In contrast, the nonlinear Total Least-Squares (TLS) approach which, in its original formulation, could tolerate only “element-wise weighting” and thus only diagonal weight matrices, has since been generalized in several steps by Schaffrin and Wieser (2008), Fang (2011), and Mahboub (2012) to now accept any positive-definite weight matrices. This development will be presented in the following Sect. 2, thereby showing how the more specialized algorithms can be derived from the more general ones by simplification.

Moreover, it should be noted that progress has also been made towards the use of positive-semidefinite dispersion matrices in TLS adjustment, which may be handled as described by Schaffrin et al. (2014). These cases are quite relevant whenever the random error matrix needs to show a certain pattern or structure after the adjustment. Due to the limited space, these advanced methods will not be discussed below.

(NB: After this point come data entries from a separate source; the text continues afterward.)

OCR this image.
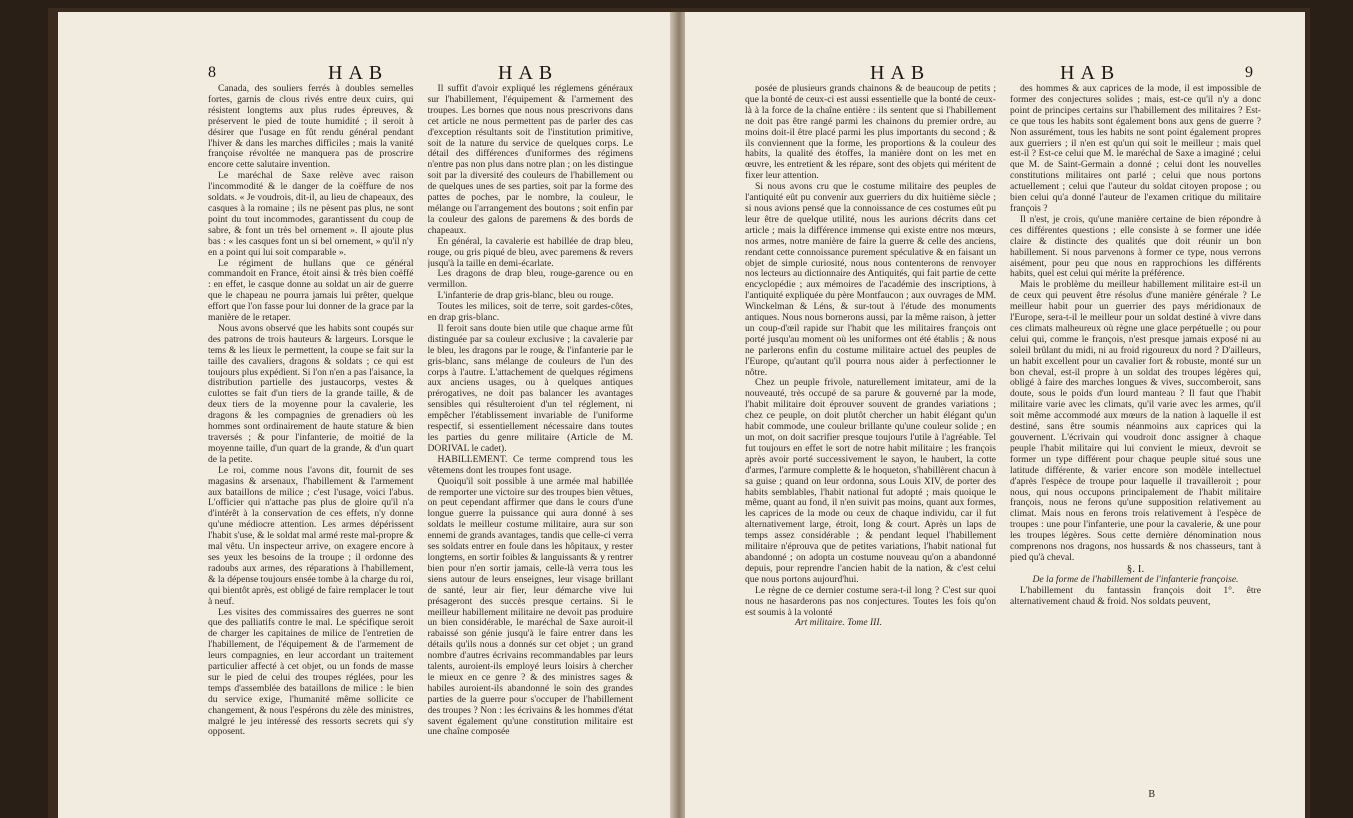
8	HAB	HAB

Canada, des souliers ferrés à doubles semelles fortes, garnis de clous rivés entre deux cuirs, qui résistent longtems aux plus rudes épreuves, & préservent le pied de toute humidité ; il seroit à désirer que l'usage en fût rendu général pendant l'hiver & dans les marches difficiles ; mais la vanité françoise révoltée ne manquera pas de proscrire encore cette salutaire invention.

Le maréchal de Saxe relève avec raison l'incommodité & le danger de la coëffure de nos soldats. « Je voudrois, dit-il, au lieu de chapeaux, des casques à la romaine ; ils ne pèsent pas plus, ne sont point du tout incommodes, garantissent du coup de sabre, & font un très bel ornement ». Il ajoute plus bas : « les casques font un si bel ornement, » qu'il n'y en a point qui lui soit comparable ».

Le régiment de hullans que ce général commandoit en France, étoit ainsi & très bien coëffé : en effet, le casque donne au soldat un air de guerre que le chapeau ne pourra jamais lui prêter, quelque effort que l'on fasse pour lui donner de la grace par la manière de le retaper.

Nous avons observé que les habits sont coupés sur des patrons de trois hauteurs & largeurs. Lorsque le tems & les lieux le permettent, la coupe se fait sur la taille des cavaliers, dragons & soldats ; ce qui est toujours plus expédient. Si l'on n'en a pas l'aisance, la distribution partielle des justaucorps, vestes & culottes se fait d'un tiers de la grande taille, & de deux tiers de la moyenne pour la cavalerie, les dragons & les compagnies de grenadiers où les hommes sont ordinairement de haute stature & bien traversés ; & pour l'infanterie, de moitié de la moyenne taille, d'un quart de la grande, & d'un quart de la petite.

Le roi, comme nous l'avons dit, fournit de ses magasins & arsenaux, l'habillement & l'armement aux bataillons de milice ; c'est l'usage, voici l'abus. L'officier qui n'attache pas plus de gloire qu'il n'a d'intérêt à la conservation de ces effets, n'y donne qu'une médiocre attention. Les armes dépérissent l'habit s'use, & le soldat mal armé reste mal-propre & mal vêtu. Un inspecteur arrive, on exagere encore à ses yeux les besoins de la troupe ; il ordonne des radoubs aux armes, des réparations à l'habillement, & la dépense toujours ensée tombe à la charge du roi, qui bientôt après, est obligé de faire remplacer le tout à neuf.

Les visites des commissaires des guerres ne sont que des palliatifs contre le mal. Le spécifique seroit de charger les capitaines de milice de l'entretien de l'habillement, de l'équipement & de l'armement de leurs compagnies, en leur accordant un traitement particulier affecté à cet objet, ou un fonds de masse sur le pied de celui des troupes réglées, pour les temps d'assemblée des bataillons de milice : le bien du service exige, l'humanité même sollicite ce changement, & nous l'espérons du zèle des ministres, malgré le jeu intéressé des ressorts secrets qui s'y opposent.

Il suffit d'avoir expliqué les réglemens généraux sur l'habillement, l'équipement & l'armement des troupes. Les bornes que nous nous prescrivons dans cet article ne nous permettent pas de parler des cas d'exception résultants soit de l'institution primitive, soit de la nature du service de quelques corps. Le détail des différences d'uniformes des régimens n'entre pas non plus dans notre plan ; on les distingue soit par la diversité des couleurs de l'habillement ou de quelques unes de ses parties, soit par la forme des pattes de poches, par le nombre, la couleur, le mélange ou l'arrangement des boutons ; soit enfin par la couleur des galons de paremens & des bords de chapeaux.

En général, la cavalerie est habillée de drap bleu, rouge, ou gris piqué de bleu, avec paremens & revers jusqu'à la taille en demi-écarlate.

Les dragons de drap bleu, rouge-garence ou en vermillon.

L'infanterie de drap gris-blanc, bleu ou rouge.

Toutes les milices, soit de terre, soit gardes-côtes, en drap gris-blanc.

Il feroit sans doute bien utile que chaque arme fût distinguée par sa couleur exclusive ; la cavalerie par le bleu, les dragons par le rouge, & l'infanterie par le gris-blanc, sans mélange de couleurs de l'un des corps à l'autre. L'attachement de quelques régimens aux anciens usages, ou à quelques antiques prérogatives, ne doit pas balancer les avantages sensibles qui résulteroient d'un tel réglement, ni empêcher l'établissement invariable de l'uniforme respectif, si essentiellement nécessaire dans toutes les parties du genre militaire (Article de M. DORIVAL le cadet).

HABILLEMENT. Ce terme comprend tous les vêtemens dont les troupes font usage.

Quoiqu'il soit possible à une armée mal habillée de remporter une victoire sur des troupes bien vêtues, on peut cependant affirmer que dans le cours d'une longue guerre la puissance qui aura donné à ses soldats le meilleur costume militaire, aura sur son ennemi de grands avantages, tandis que celle-ci verra ses soldats entrer en foule dans les hôpitaux, y rester longtems, en sortir foibles & languissants & y rentrer bien pour n'en sortir jamais, celle-là verra tous les siens autour de leurs enseignes, leur visage brillant de santé, leur air fier, leur démarche vive lui présageront des succès presque certains. Si le meilleur habillement militaire ne devoit pas produire un bien considérable, le maréchal de Saxe auroit-il rabaissé son génie jusqu'à le faire entrer dans les détails qu'ils nous a donnés sur cet objet ; un grand nombre d'autres écrivains recommandables par leurs talents, auroient-ils employé leurs loisirs à chercher le mieux en ce genre ? & des ministres sages & habiles auroient-ils abandonné le soin des grandes parties de la guerre pour s'occuper de l'habillement des troupes ? Non : les écrivains & les hommes d'état savent également qu'une constitution militaire est une chaîne composée

HAB	HAB	9

posée de plusieurs grands chainons & de beaucoup de petits ; que la bonté de ceux-ci est aussi essentielle que la bonté de ceux-là à la force de la chaîne entière : ils sentent que si l'habillement ne doit pas être rangé parmi les chainons du premier ordre, au moins doit-il être placé parmi les plus importants du second ; & ils conviennent que la forme, les proportions & la couleur des habits, la qualité des étoffes, la manière dont on les met en œuvre, les entretient & les répare, sont des objets qui méritent de fixer leur attention.

Si nous avons cru que le costume militaire des peuples de l'antiquité eût pu convenir aux guerriers du dix huitième siècle ; si nous avions pensé que la connoissance de ces costumes eût pu leur être de quelque utilité, nous les aurions décrits dans cet article ; mais la différence immense qui existe entre nos mœurs, nos armes, notre manière de faire la guerre & celle des anciens, rendant cette connoissance purement spéculative & en faisant un objet de simple curiosité, nous nous contenterons de renvoyer nos lecteurs au dictionnaire des Antiquités, qui fait partie de cette encyclopédie ; aux mémoires de l'académie des inscriptions, à l'antiquité expliquée du père Montfaucon ; aux ouvrages de MM. Winckelman & Léns, & sur-tout à l'étude des monuments antiques. Nous nous bornerons aussi, par la même raison, à jetter un coup-d'œil rapide sur l'habit que les militaires françois ont porté jusqu'au moment où les uniformes ont été établis ; & nous ne parlerons enfin du costume militaire actuel des peuples de l'Europe, qu'autant qu'il pourra nous aider à perfectionner le nôtre.

Chez un peuple frivole, naturellement imitateur, ami de la nouveauté, très occupé de sa parure & gouverné par la mode, l'habit militaire doit éprouver souvent de grandes variations ; chez ce peuple, on doit plutôt chercher un habit élégant qu'un habit commode, une couleur brillante qu'une couleur solide ; en un mot, on doit sacrifier presque toujours l'utile à l'agréable. Tel fut toujours en effet le sort de notre habit militaire ; les françois après avoir porté successivement le sayon, le haubert, la cotte d'armes, l'armure complette & le hoqueton, s'habillèrent chacun à sa guise ; quand on leur ordonna, sous Louis XIV, de porter des habits semblables, l'habit national fut adopté ; mais quoique le même, quant au fond, il n'en suivit pas moins, quant aux formes, les caprices de la mode ou ceux de chaque individu, car il fut alternativement large, étroit, long & court. Après un laps de temps assez considérable ; & pendant lequel l'habillement militaire n'éprouva que de petites variations, l'habit national fut abandonné ; on adopta un costume nouveau qu'on a abandonné depuis, pour reprendre l'ancien habit de la nation, & c'est celui que nous portons aujourd'hui.

Le règne de ce dernier costume sera-t-il long ? C'est sur quoi nous ne hasarderons pas nos conjectures. Toutes les fois qu'on est soumis à la volonté

Art militaire. Tome III.

des hommes & aux caprices de la mode, il est impossible de former des conjectures solides ; mais, est-ce qu'il n'y a donc point de principes certains sur l'habillement des militaires ? Est-ce que tous les habits sont également bons aux gens de guerre ? Non assurément, tous les habits ne sont point également propres aux guerriers ; il n'en est qu'un qui soit le meilleur ; mais quel est-il ? Est-ce celui que M. le maréchal de Saxe a imaginé ; celui que M. de Saint-Germain a donné ; celui dont les nouvelles constitutions militaires ont parlé ; celui que nous portons actuellement ; celui que l'auteur du soldat citoyen propose ; ou bien celui qu'a donné l'auteur de l'examen critique du militaire françois ?

Il n'est, je crois, qu'une manière certaine de bien répondre à ces différentes questions ; elle consiste à se former une idée claire & distincte des qualités que doit réunir un bon habillement. Si nous parvenons à former ce type, nous verrons aisément, pour peu que nous en rapprochions les différents habits, quel est celui qui mérite la préférence.

Mais le problème du meilleur habillement militaire est-il un de ceux qui peuvent être résolus d'une manière générale ? Le meilleur habit pour un guerrier des pays méridionaux de l'Europe, sera-t-il le meilleur pour un soldat destiné à vivre dans ces climats malheureux où règne une glace perpétuelle ; ou pour celui qui, comme le françois, n'est presque jamais exposé ni au soleil brûlant du midi, ni au froid rigoureux du nord ? D'ailleurs, un habit excellent pour un cavalier fort & robuste, monté sur un bon cheval, est-il propre à un soldat des troupes légères qui, obligé à faire des marches longues & vives, succomberoit, sans doute, sous le poids d'un lourd manteau ? Il faut que l'habit militaire varie avec les climats, qu'il varie avec les armes, qu'il soit même accommodé aux mœurs de la nation à laquelle il est destiné, sans être soumis néanmoins aux caprices qui la gouvernent. L'écrivain qui voudroit donc assigner à chaque peuple l'habit militaire qui lui convient le mieux, devroit se former un type différent pour chaque peuple situé sous une latitude différente, & varier encore son modèle intellectuel d'après l'espèce de troupe pour laquelle il travailleroit ; pour nous, qui nous occupons principalement de l'habit militaire françois, nous ne ferons qu'une supposition relativement au climat. Mais nous en ferons trois relativement à l'espèce de troupes : une pour l'infanterie, une pour la cavalerie, & une pour les troupes légères. Sous cette dernière dénomination nous comprenons nos dragons, nos hussards & nos chasseurs, tant à pied qu'à cheval.

§. I.

De la forme de l'habillement de l'infanterie françoise.

L'habillement du fantassin françois doit 1°. être alternativement chaud & froid. Nos soldats peuvent,

B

Instead, attention will be paid to a triplet of classical nonlinear models that all can be constructed to be equivalent to the EIV-Model and, furthermore, may undergo a sequence of Least-Squares adjustments via iterative linearization which, in the end, converge to the very same TLS solution. This will be the theme in Sect. 3 although many details have to be left out; for those, see Schaffrin (2015).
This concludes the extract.